Which scale of measurement is the least sophisticated and represents categories or groups based on labels or names? a) Ordinal b) Interval c) Ratio d) Nominal
Answer: d) Nominal Explanation: Nominal scales are the least sophisticated and represent categories or groups based on labels or names. They do not imply any order or ranking among the categories.
What is a characteristic of numeric data? a) They are also called qualitative data. b) They represent categories and labels. c) They are typically not represented by numbers. d) They represent meaningful numbers.
Answer: d) They represent meaningful numbers Explanation: Numeric data, also called quantitative data, represent meaningful numerical values. These values are used to quantify and measure characteristics of interest.
True/False) Ratios are meaningful on both interval and ratio scales.
Answer: False Explanation: False. Ratios are meaningful on a ratio scale, where there is a true zero point. On an interval scale, ratios are not meaningful because the zero value is arbitrary
(True/False) The objective of subsetting is to increase the dataset's size.
Answer: False Explanation: False. The objective of subsetting is not to increase the dataset's size but rather to focus on a specific, relevant subset of the data while excluding irrelevant or low-quality information.
(True/False) The omission strategy involves replacing missing values with reasonable imputed values.
Answer: False Explanation: False. The omission strategy involves excluding observations with missing values rather than replacing them with imputed values. It aims to work with complete cases only.
True/False) Cross-sectional data is collected by recording a characteristic of subjects at different points in time.

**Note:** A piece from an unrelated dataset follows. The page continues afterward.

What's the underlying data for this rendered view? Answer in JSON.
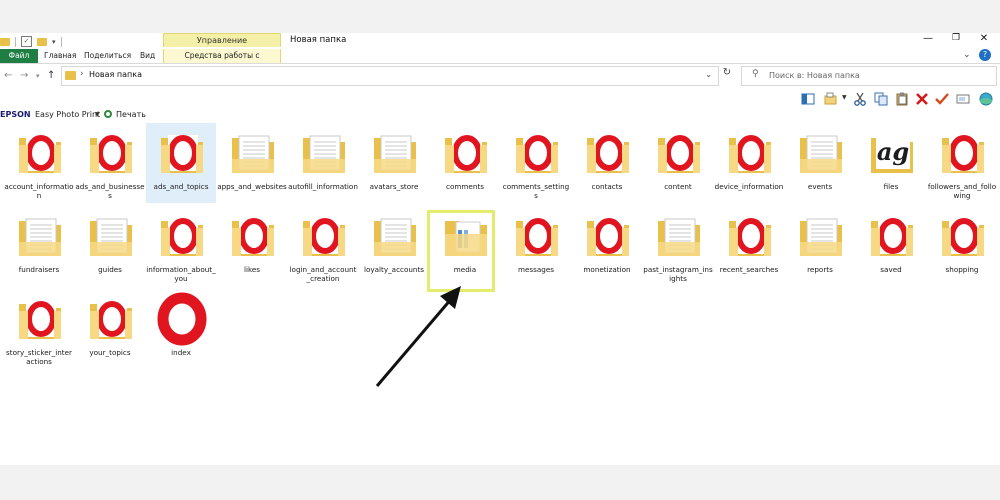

Answer: False Explanation: Cross-sectional data is collected by recording a characteristic of subjects at the same point in time or without regard to differences in time. It is not collected at different points in time.
(True/False) Cross-sectional data is typically used to analyze changes in data over time.
Answer: False Explanation: Cross-sectional data is not typically used to analyze changes over time. It provides a snapshot of data at a single point in time and is often used for comparisons or analysis of characteristics at that specific point in time.
(True/False) A discrete variable assumes an infinite number of values.
Answer: False Explanation: False. A discrete variable assumes a countable number of values, but it does not have an infinite number of possible values.
What is one reason for eliminating observations during the subsetting process? a) To retain all observations, regardless of quality b) To increase the data range for analysis c) To exclude redundant variables d) To eliminate observations with missing values, low-quality data, or outliers
Answer: d) To eliminate observations with missing values, low-quality data, or outliers Explanation: One of the reasons for eliminating observations during the subsetting process is to remove data that contains missing values, low-quality data, or outliers. This helps improve the overall quality of the data used in analysis
What is one of the purposes of sorting data? a) To create new variables b) To hide missing values c) To determine if there are outliers d) To review the range of values for each variable
Answer: d) To review the range of values for each variable Explanation: Sorting data allows analysts to review the range of values for each variable. It helps identify patterns, outliers, and anomalies in the data by arranging it in a specific order.
Which of the following is one of the three primary characteristics of Big Data? a) Velocity b) Veracity c) Values d) Volume
Answer: d) Volume Explanation: The three primary characteristics of Big Data are Volume (immense amount of data), Velocity (rapid speed of data generation), and Variety (all types, forms, granularity). Veracity and Values are additional characteristics associated with Big Data.